Take a fairly simple hazard like `GCNHazardRecognizer::fixVALUTransUseHazard`.
The state is only two counts `{VALUs, transcendental instructions}`.
How do you merge for example `{3, 0}` and `{2, 1}`?
The most pessimistic option is `{2, 0}` -- least likely for hazard to expire.
The optimistic option is `{3, 1}` -- but can miss hazards.
The next visited block might equally expire both of the existing states, but not the pessimistically merged one, potentially increasing the number of blocks search over simply testing each state or at least equally it.
This approach is also likely to yield false positives.
If we avoid duplicate visits for the same state, then convergence is possible.

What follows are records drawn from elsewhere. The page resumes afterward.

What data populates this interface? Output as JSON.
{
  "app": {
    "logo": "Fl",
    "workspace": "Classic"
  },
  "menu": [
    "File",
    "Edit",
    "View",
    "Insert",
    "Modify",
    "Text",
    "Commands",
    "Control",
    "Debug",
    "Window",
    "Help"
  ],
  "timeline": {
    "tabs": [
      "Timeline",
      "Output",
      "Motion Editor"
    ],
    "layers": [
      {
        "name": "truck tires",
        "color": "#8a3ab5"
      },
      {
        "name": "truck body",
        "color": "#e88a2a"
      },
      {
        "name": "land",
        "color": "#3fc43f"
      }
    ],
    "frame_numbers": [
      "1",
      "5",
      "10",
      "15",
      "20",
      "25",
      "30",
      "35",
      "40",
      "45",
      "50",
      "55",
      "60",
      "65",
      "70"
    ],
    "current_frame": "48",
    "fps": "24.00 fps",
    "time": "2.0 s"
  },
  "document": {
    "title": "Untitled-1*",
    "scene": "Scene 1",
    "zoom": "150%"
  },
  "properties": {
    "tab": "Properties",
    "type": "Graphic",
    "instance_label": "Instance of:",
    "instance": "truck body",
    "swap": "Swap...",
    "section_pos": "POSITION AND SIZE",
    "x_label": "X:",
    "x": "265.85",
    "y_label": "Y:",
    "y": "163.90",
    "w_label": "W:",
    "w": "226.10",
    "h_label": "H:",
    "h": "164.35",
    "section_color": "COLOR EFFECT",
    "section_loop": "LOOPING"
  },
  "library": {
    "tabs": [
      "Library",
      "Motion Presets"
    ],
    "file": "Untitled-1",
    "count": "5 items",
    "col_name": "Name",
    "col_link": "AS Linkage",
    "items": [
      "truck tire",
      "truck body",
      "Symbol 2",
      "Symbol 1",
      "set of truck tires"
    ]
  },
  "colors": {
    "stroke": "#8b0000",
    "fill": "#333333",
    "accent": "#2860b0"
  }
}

In the above example I can propose a merge state, but with sets of registers, I do not think I reasonably can.
Hazard behaviour can be inherently different for each state.
Overall my position is that for correctness we *must* visit each MBB with each possible reachable state.
The concession is that we avoid duplicates visits for the same state, and my testing has already shown this provides a performance gain over the existing implementation

https://github.com/llvm/llvm-project/pull/138841